After two decades away from any kind of recording, Sokolov signed an exclusive contract with Deutsche Grammophon. Their partnership has made possible the publication of various recordings, all of them taken strictly from live concerts. For his first release in 2015 the Russian pianist chose a concert that he had given in 2008 at the Salzburg Festival, featuring works by Mozart, Chopin, Bach, Rameau and Skryabin; a second album followed a year later, with works by Schubert and Beethoven. His third album, released in 2017, presents live performances of piano concertos by Mozart and Rachmaninoff. These CD recordings are accompanied by a DVD of Nadia Zhdanova’s documentary A Conversation That Never Was: a portrait of Grigory Sokolov, compiled from interviews with his friends and colleagues and from previously unreleased private recordings. A double CD with DVD in 2020 featuring works by Beethoven, Brahms and Mozart was followed in April 2022 by the release of a concert recording from the Esterházy Palace in Eisenstadt, of three sonatas by Haydn, the Four Impromptus D. 935 by Schubert and a generous selection of encores
Henry Purcell
Ground in Gamut, in G major, Z. 645
Suite No. 2, in G minor, Z. 661
A New Irish Tune [Lilliburlero], in G major, Z. 646
A New Scotch Tune, in G major, Z. 655
Trumpet Tune, called the Cibell, in C major, Z.T. 678
Suite No. 4, in A minor, Z. 663
Round O, in D minor, Z.T. 684
Suite No. 7, in D minor, Z. 668
Chacone in G minor, Z.T. 680
— Intermission 25 min —
Wolfgang Amadeus Mozart
Sonata No. 13, in B-flat major, K. 333, op. 7 n.º 2
Adagio in B minor, K. 540
Johannes Brahms
Intermezzo in B-flat minor, op. 117 n.º 2
Fryderyk Chopin
Mazurka in B minor, op. 30 n.º 2
Sergei Rachmaninov
Prelude in E-flat major, op. 23 n.º 2
Fryderyk Chopin
Mazurka in A minor, op. 68 n.º2
Fryderyk Chopin
Prelude in C minor, op. 28 n.º 20
Johann Sebastian Bach
Prelude in B minor, BWV 855a (arr. Alexander Siloti)
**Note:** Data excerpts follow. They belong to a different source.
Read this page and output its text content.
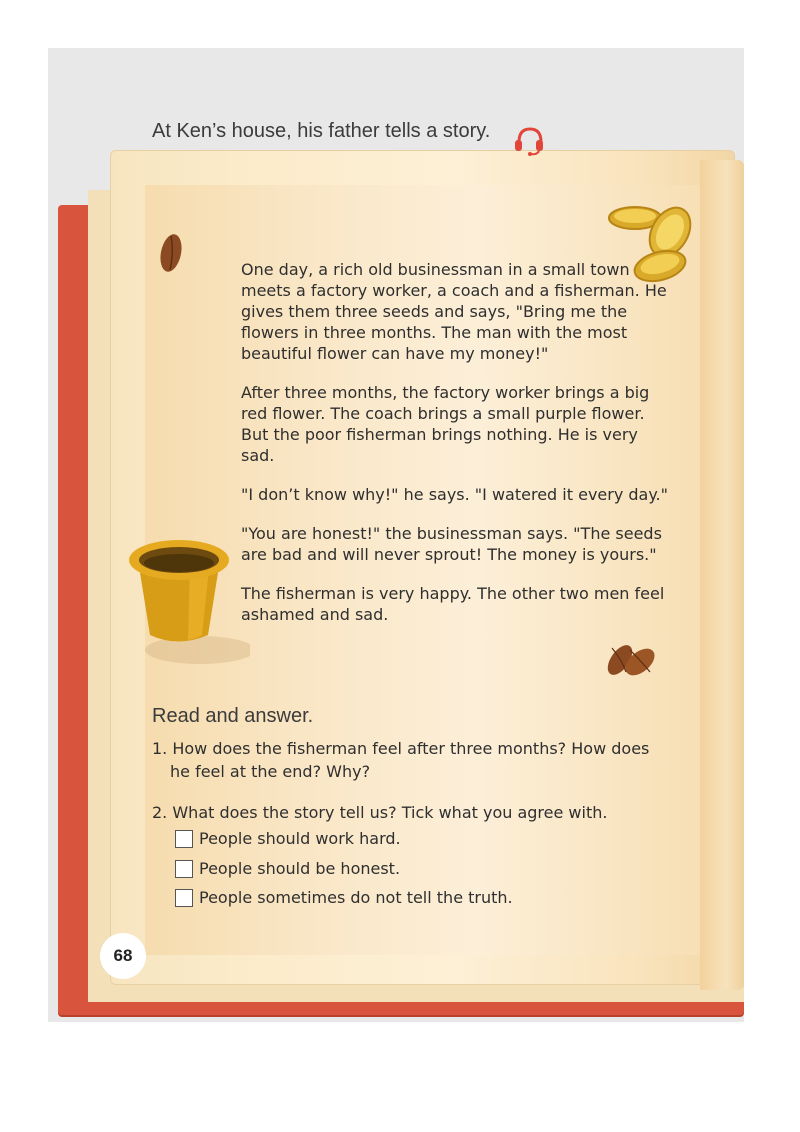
At Ken’s house, his father tells a story.

One day, a rich old businessman in a small town meets a factory worker, a coach and a fisherman. He gives them three seeds and says, "Bring me the flowers in three months. The man with the most beautiful flower can have my money!"

After three months, the factory worker brings a big red flower. The coach brings a small purple flower. But the poor fisherman brings nothing. He is very sad.

"I don’t know why!" he says. "I watered it every day."

"You are honest!" the businessman says. "The seeds are bad and will never sprout! The money is yours."

The fisherman is very happy. The other two men feel ashamed and sad.

Read and answer.
1. How does the fisherman feel after three months? How does
he feel at the end? Why?
2. What does the story tell us? Tick what you agree with.
People should work hard.
People should be honest.
People sometimes do not tell the truth.
68
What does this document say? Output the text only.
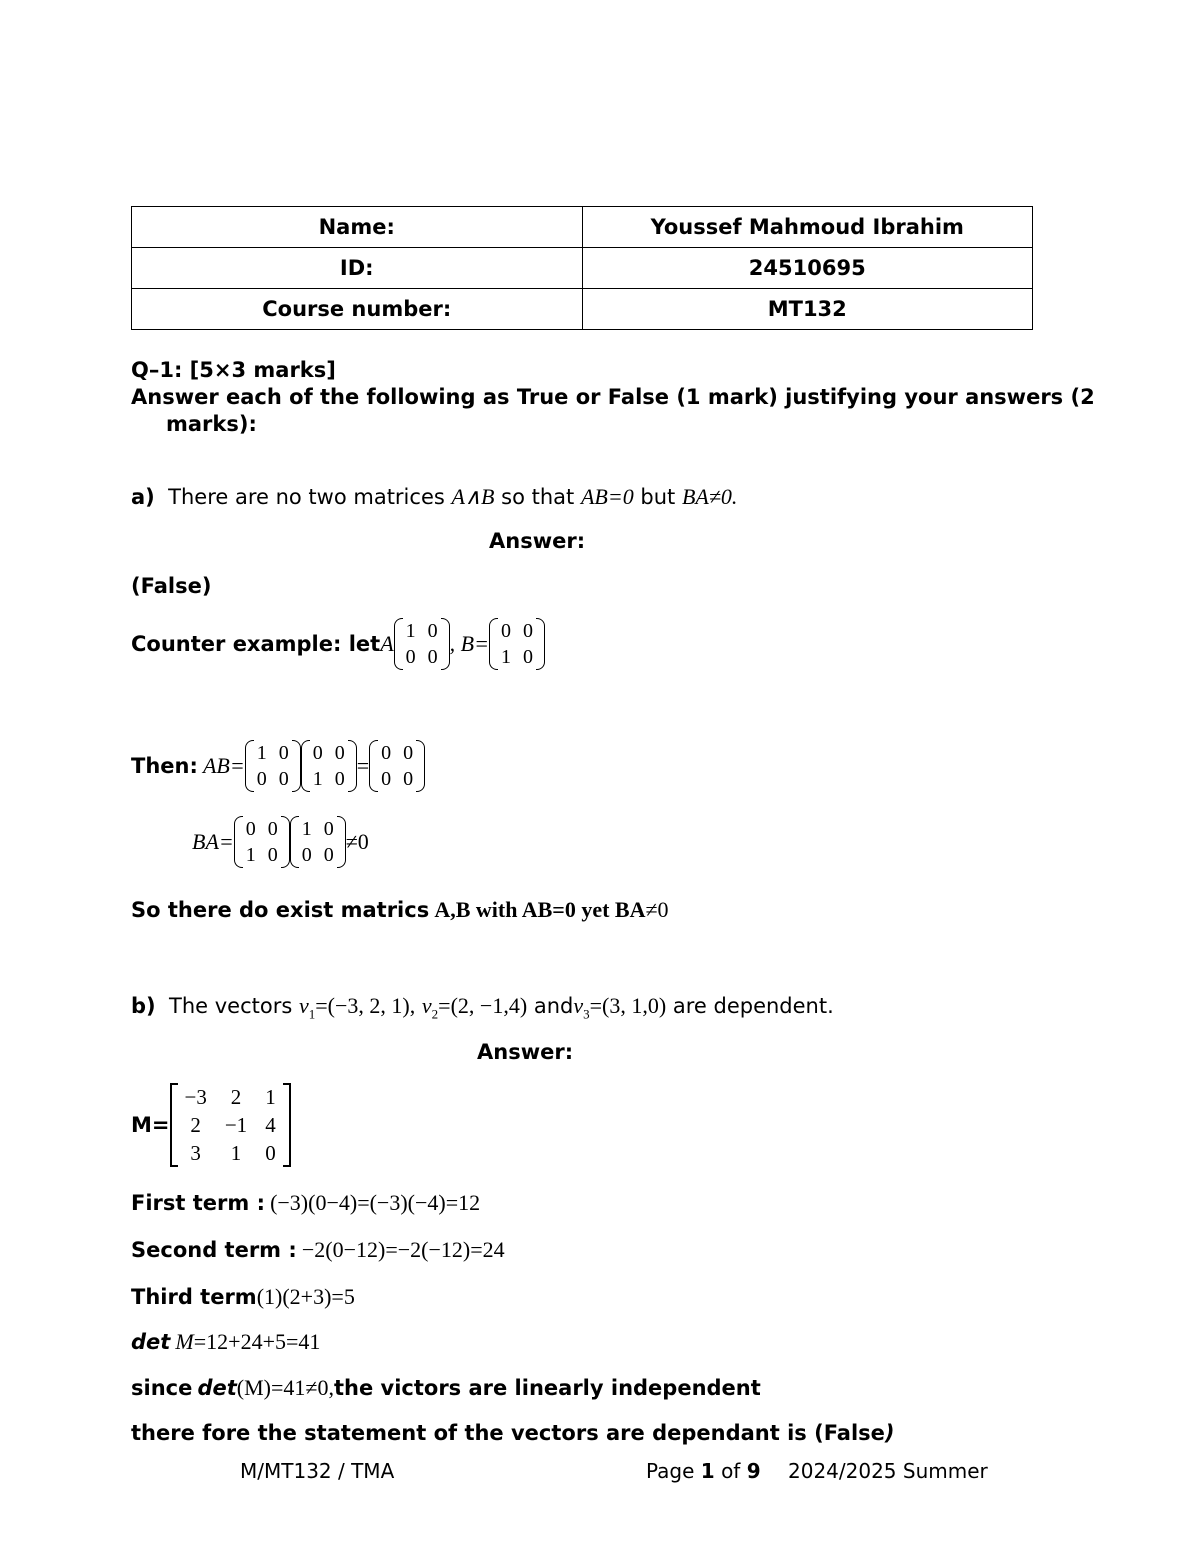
Name:	Youssef Mahmoud Ibrahim
ID:	24510695
Course number:	MT132
Q–1: [5×3 marks]
Answer each of the following as True or False (1 mark) justifying your answers (2
marks):
a) There are no two matrices A∧B so that AB=0 but BA≠0.
Answer:
(False)
Counter example: let A 1	0
0	0
, B= 0	0
1	0
Then:
AB= 1	0
0	0
0	0
1	0
= 0	0
0	0
BA= 0	0
1	0
1	0
0	0
≠0
So there do exist matrics A,B with AB=0 yet BA≠0
b) The vectors $v_1=(-3$, 2, 1), $v_2=(2$, −1,4) andv$_3$=(3, 1,0) are dependent.
Answer:
M=
−3	2	1
2	−1	4
3	1	0
First term : (−3)(0−4)=(−3)(−4)=12
Second term : −2(0−12)=−2(−12)=24
Third term(1)(2+3)=5
det M=12+24+5=41
since det(M)=41≠0,the victors are linearly independent
there fore the statement of the vectors are dependant is (False)
M/MT132 / TMA	Page 1 of 9 2024/2025 Summer
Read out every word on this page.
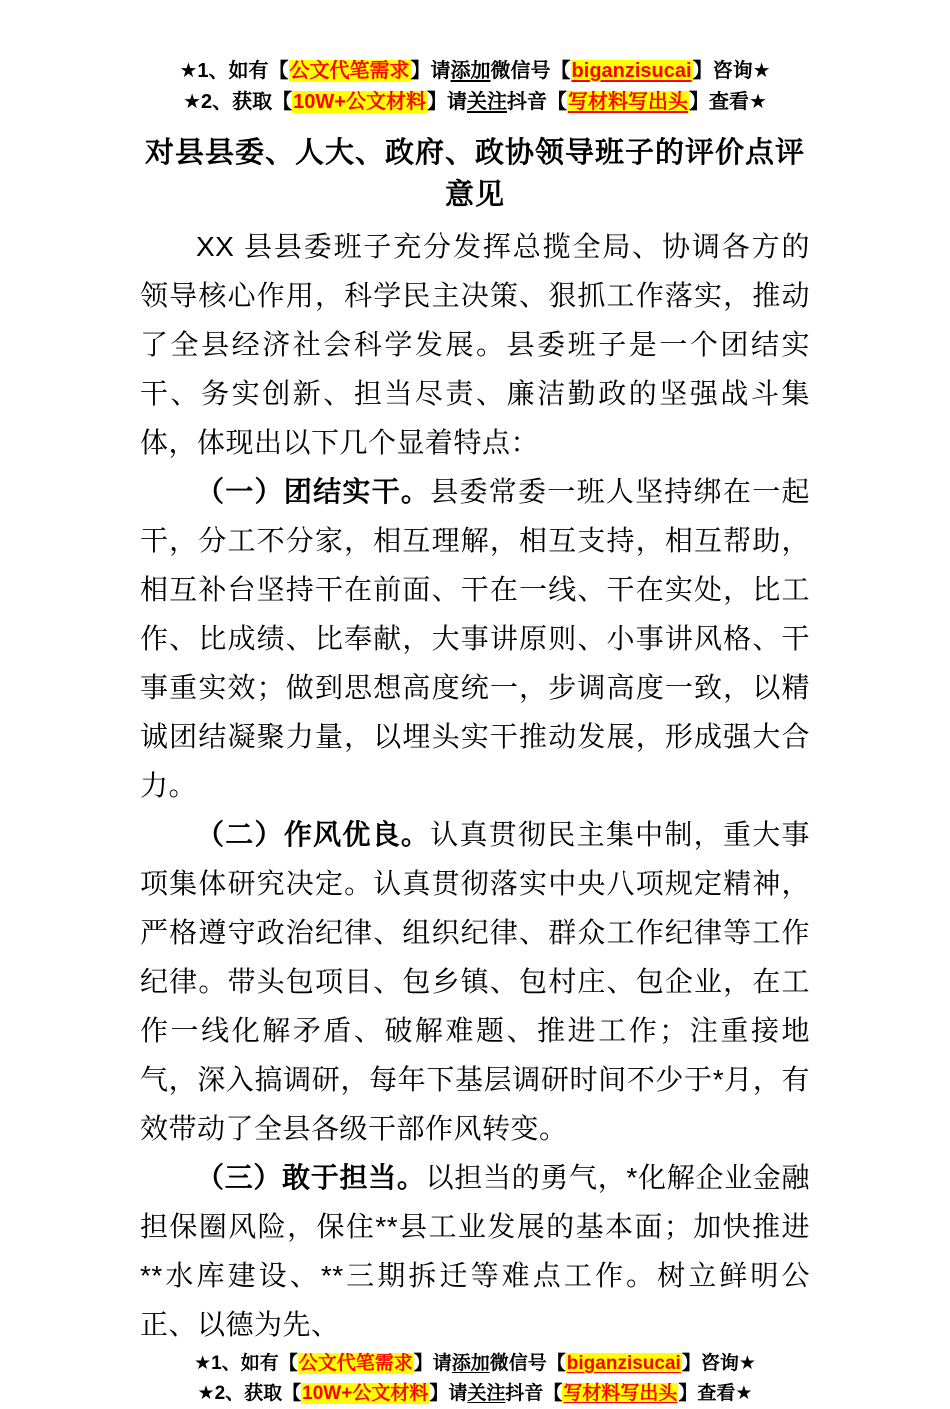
★1、如有【公文代笔需求】请添加微信号【biganzisucai】咨询★
★2、获取【10W+公文材料】请关注抖音【写材料写出头】查看★
对县县委、人大、政府、政协领导班子的评价点评意见

XX 县县委班子充分发挥总揽全局、协调各方的领导核心作用，科学民主决策、狠抓工作落实，推动了全县经济社会科学发展。县委班子是一个团结实干、务实创新、担当尽责、廉洁勤政的坚强战斗集体，体现出以下几个显着特点：

（一）团结实干。县委常委一班人坚持绑在一起干，分工不分家，相互理解，相互支持，相互帮助，相互补台坚持干在前面、干在一线、干在实处，比工作、比成绩、比奉献，大事讲原则、小事讲风格、干事重实效；做到思想高度统一，步调高度一致，以精诚团结凝聚力量，以埋头实干推动发展，形成强大合力。

（二）作风优良。认真贯彻民主集中制，重大事项集体研究决定。认真贯彻落实中央八项规定精神，严格遵守政治纪律、组织纪律、群众工作纪律等工作纪律。带头包项目、包乡镇、包村庄、包企业，在工作一线化解矛盾、破解难题、推进工作；注重接地气，深入搞调研，每年下基层调研时间不少于*月，有效带动了全县各级干部作风转变。

（三）敢于担当。以担当的勇气，*化解企业金融担保圈风险，保住**县工业发展的基本面；加快推进**水库建设、**三期拆迁等难点工作。树立鲜明公正、以德为先、

★1、如有【公文代笔需求】请添加微信号【biganzisucai】咨询★
★2、获取【10W+公文材料】请关注抖音【写材料写出头】查看★
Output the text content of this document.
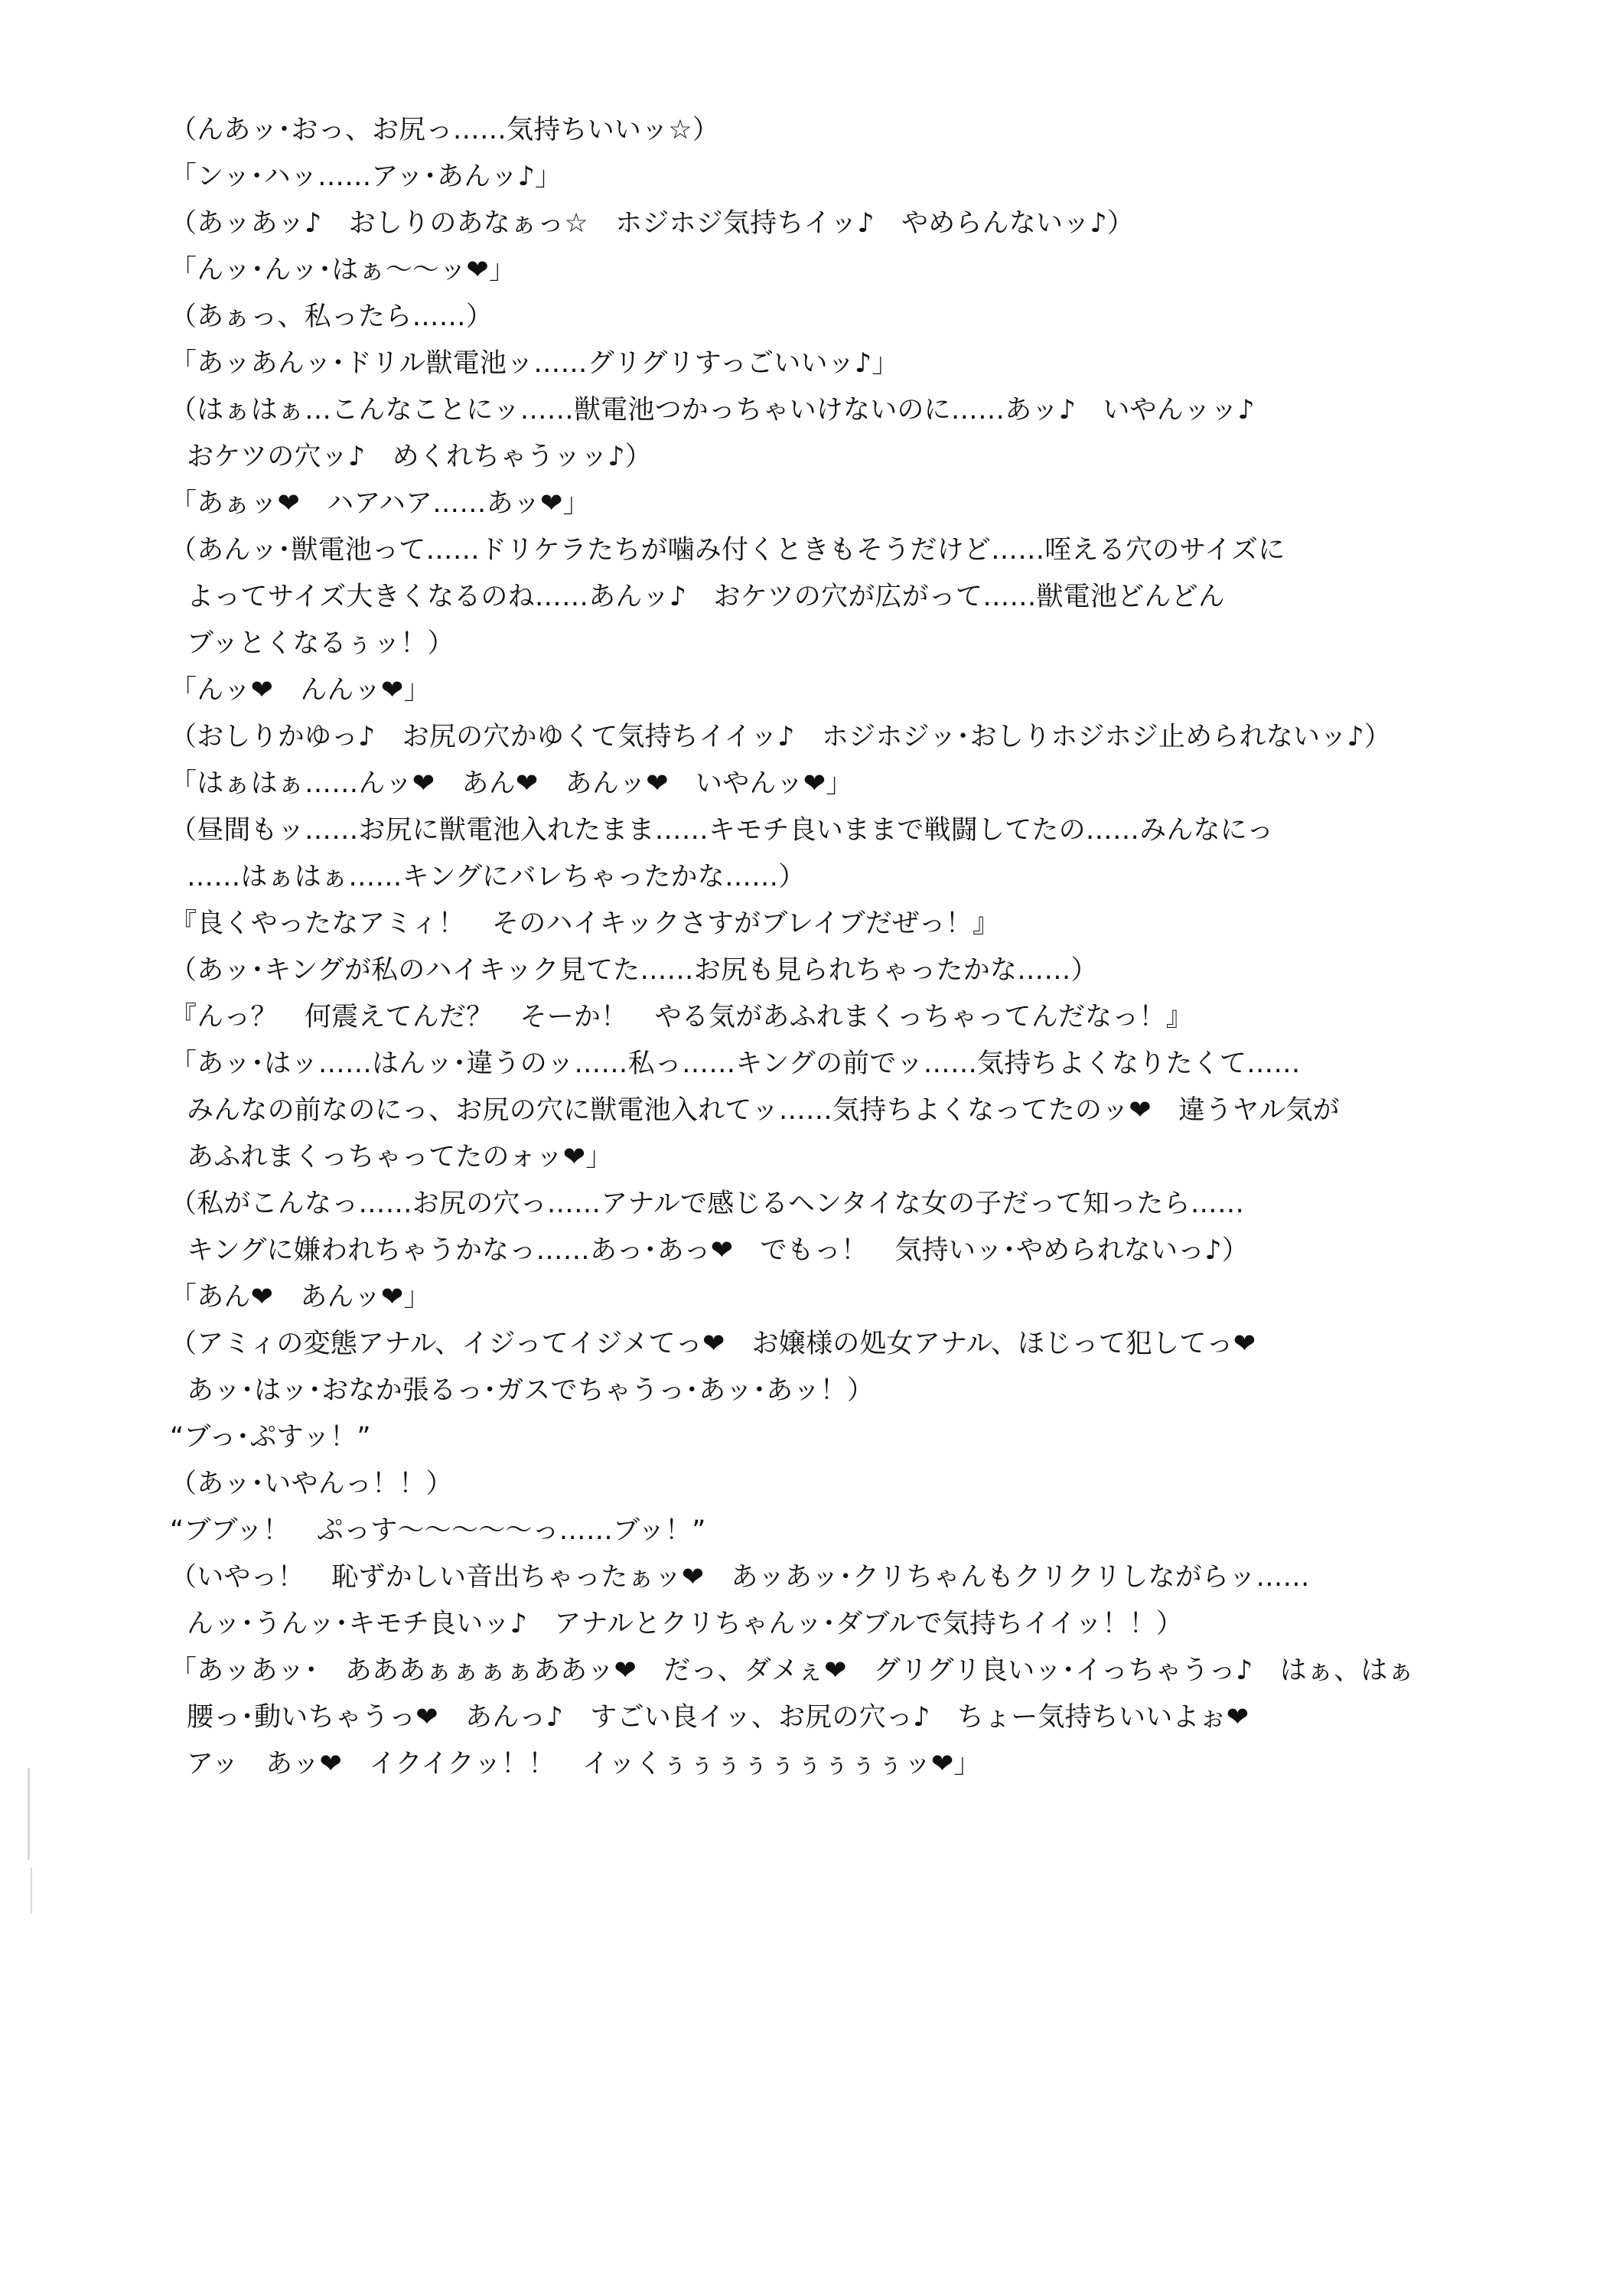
（んあッ･おっ、お尻っ……気持ちいいッ☆）
「ンッ･ハッ……アッ･あんッ♪」
（あッあッ♪　おしりのあなぁっ☆　ホジホジ気持ちイッ♪　やめらんないッ♪）
「んッ･んッ･はぁ〜〜ッ❤」
（あぁっ、私ったら……）
「あッあんッ･ドリル獣電池ッ……グリグリすっごいいッ♪」
（はぁはぁ…こんなことにッ……獣電池つかっちゃいけないのに……あッ♪　いやんッッ♪
おケツの穴ッ♪　めくれちゃうッッ♪）
「あぁッ❤　ハアハア……あッ❤」
（あんッ･獣電池って……ドリケラたちが噛み付くときもそうだけど……咥える穴のサイズに
よってサイズ大きくなるのね……あんッ♪　おケツの穴が広がって……獣電池どんどん
ブッとくなるぅッ！）
「んッ❤　んんッ❤」
（おしりかゆっ♪　お尻の穴かゆくて気持ちイイッ♪　ホジホジッ･おしりホジホジ止められないッ♪）
「はぁはぁ……んッ❤　あん❤　あんッ❤　いやんッ❤」
（昼間もッ……お尻に獣電池入れたまま……キモチ良いままで戦闘してたの……みんなにっ
……はぁはぁ……キングにバレちゃったかな……）
『良くやったなアミィ！　そのハイキックさすがブレイブだぜっ！』
（あッ･キングが私のハイキック見てた……お尻も見られちゃったかな……）
『んっ？　何震えてんだ？　そーか！　やる気があふれまくっちゃってんだなっ！』
「あッ･はッ……はんッ･違うのッ……私っ……キングの前でッ……気持ちよくなりたくて……
みんなの前なのにっ、お尻の穴に獣電池入れてッ……気持ちよくなってたのッ❤　違うヤル気が
あふれまくっちゃってたのォッ❤」
（私がこんなっ……お尻の穴っ……アナルで感じるヘンタイな女の子だって知ったら……
キングに嫌われちゃうかなっ……あっ･あっ❤　でもっ！　気持いッ･やめられないっ♪）
「あん❤　あんッ❤」
（アミィの変態アナル、イジってイジメてっ❤　お嬢様の処女アナル、ほじって犯してっ❤
あッ･はッ･おなか張るっ･ガスでちゃうっ･あッ･あッ！）
“ブっ･ぷすッ！”
（あッ･いやんっ！！）
“ブブッ！　ぷっす〜〜〜〜〜っ……ブッ！”
（いやっ！　恥ずかしい音出ちゃったぁッ❤　あッあッ･クリちゃんもクリクリしながらッ……
んッ･うんッ･キモチ良いッ♪　アナルとクリちゃんッ･ダブルで気持ちイイッ！！）
「あッあッ･　あああぁぁぁぁああッ❤　だっ、ダメぇ❤　グリグリ良いッ･イっちゃうっ♪　はぁ、はぁ
腰っ･動いちゃうっ❤　あんっ♪　すごい良イッ、お尻の穴っ♪　ちょー気持ちいいよぉ❤
アッ　あッ❤　イクイクッ！！　イッくぅぅぅぅぅぅぅぅぅッ❤」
Over the last consecutive twelve years, audiences at the Gulbenkian Música have had the privilege to hear Grigory Sokolov perform his magic live. This Russian doyen of pianists is undoubtedly one of the greatest artistic talents of our times, with each return to the Grand Auditorium awaited with the natural expectation that precedes a major event. In each recital, time stops, creating a deeply intimate space, a stunning and introspective moment inundated by immense beauty that reveals the very ephemerality of life. To be heard and stored away in the memory.